Department of Imaging Physics, Delft University of Technology, Delft, The Netherlands.
Department of NanoBiophotonics, Max Planck Institute for Biophysical Chemistry, Göttingen, Germany.
Nat Commun. 2021 May 14;12(1):2847. doi: 10.1038/s41467-021-22006-5.

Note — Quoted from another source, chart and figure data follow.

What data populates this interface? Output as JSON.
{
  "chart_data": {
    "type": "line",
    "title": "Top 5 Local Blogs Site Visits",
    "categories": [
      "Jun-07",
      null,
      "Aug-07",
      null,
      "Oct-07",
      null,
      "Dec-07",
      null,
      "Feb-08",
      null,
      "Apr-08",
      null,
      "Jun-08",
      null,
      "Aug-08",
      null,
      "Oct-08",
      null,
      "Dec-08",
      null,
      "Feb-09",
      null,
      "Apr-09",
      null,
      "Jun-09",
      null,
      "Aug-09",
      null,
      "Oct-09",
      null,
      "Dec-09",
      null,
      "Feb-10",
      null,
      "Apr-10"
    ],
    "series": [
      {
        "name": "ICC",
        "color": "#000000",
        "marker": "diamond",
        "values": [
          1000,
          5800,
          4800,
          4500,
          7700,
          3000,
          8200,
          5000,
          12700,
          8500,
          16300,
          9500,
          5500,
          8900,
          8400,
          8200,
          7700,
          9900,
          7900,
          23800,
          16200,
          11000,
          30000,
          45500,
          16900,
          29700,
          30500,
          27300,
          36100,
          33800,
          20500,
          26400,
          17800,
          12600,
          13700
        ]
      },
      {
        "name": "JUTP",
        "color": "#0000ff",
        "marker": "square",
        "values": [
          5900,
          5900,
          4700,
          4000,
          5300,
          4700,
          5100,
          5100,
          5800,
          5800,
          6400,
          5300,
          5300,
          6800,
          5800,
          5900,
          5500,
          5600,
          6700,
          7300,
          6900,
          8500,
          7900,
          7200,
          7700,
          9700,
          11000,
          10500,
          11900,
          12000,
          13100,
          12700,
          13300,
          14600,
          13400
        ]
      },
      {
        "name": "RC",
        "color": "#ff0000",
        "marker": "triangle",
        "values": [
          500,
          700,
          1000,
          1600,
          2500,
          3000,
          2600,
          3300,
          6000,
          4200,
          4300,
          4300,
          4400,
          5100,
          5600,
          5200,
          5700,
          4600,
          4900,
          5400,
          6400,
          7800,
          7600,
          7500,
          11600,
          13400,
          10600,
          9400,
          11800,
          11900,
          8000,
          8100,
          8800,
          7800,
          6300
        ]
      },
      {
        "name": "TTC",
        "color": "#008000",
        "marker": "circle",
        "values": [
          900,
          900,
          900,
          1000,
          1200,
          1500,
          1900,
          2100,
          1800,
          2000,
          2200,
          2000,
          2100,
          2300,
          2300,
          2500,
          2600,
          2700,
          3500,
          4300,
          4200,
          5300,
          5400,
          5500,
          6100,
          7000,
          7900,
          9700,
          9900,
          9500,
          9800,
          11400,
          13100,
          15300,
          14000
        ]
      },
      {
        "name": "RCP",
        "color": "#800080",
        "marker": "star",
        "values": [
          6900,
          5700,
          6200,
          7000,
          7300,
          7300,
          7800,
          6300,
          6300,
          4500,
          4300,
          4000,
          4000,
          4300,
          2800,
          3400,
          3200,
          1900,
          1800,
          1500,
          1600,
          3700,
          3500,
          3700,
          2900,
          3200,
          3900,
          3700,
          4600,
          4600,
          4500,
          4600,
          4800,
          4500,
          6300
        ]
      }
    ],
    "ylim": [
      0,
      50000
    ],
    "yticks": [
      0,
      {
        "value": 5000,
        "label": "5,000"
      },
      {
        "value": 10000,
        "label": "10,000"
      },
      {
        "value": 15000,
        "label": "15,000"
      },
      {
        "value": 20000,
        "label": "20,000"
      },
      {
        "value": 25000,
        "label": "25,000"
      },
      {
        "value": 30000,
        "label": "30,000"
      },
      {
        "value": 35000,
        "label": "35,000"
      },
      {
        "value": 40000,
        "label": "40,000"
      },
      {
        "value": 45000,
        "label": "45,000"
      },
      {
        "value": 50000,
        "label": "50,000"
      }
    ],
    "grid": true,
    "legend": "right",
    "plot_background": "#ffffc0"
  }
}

Single molecule localization microscopy offers in principle resolution down to the molecular level, but in practice this is limited primarily by incomplete fluorescent labeling of the structure. This missing information can be completed by merging information from many structurally identical particles. In this work, we present an approach for 3D single particle analysis in localization microscopy which hugely increases signal-to-noise ratio and resolution and enables determining the symmetry groups of macromolecular complexes. Our method does not require a structural template, and handles anisotropic localization uncertainties. We demonstrate 3D reconstructions of DNA-origami tetrahedrons, Nup96 and Nup107 subcomplexes of the nuclear pore complex acquired using multiple single molecule localization microscopy techniques, with their structural symmetry deducted from the data.
单分子定位显微镜原则上可以提供达到分子水平的分辨率,但实际上这主要受到结构中不完全荧光标记的限制。可以通过合并来自许多结构相同的粒子的信息来完成这些缺失的信息。在这项工作中,我们提出了一种用于定位显微镜中单粒子分析的方法,该方法大大提高了信噪比和分辨率,并能够确定大分子复合物的对称群。我们的方法不需要结构模板,并处理各向异性的定位不确定性。我们展示了使用多种单分子定位显微镜技术获得的 DNA 折纸四面体、核孔复合物的 Nup96 和 Nup107 亚复合物的 3D 重建,其结构对称性是从数据中推断出来的。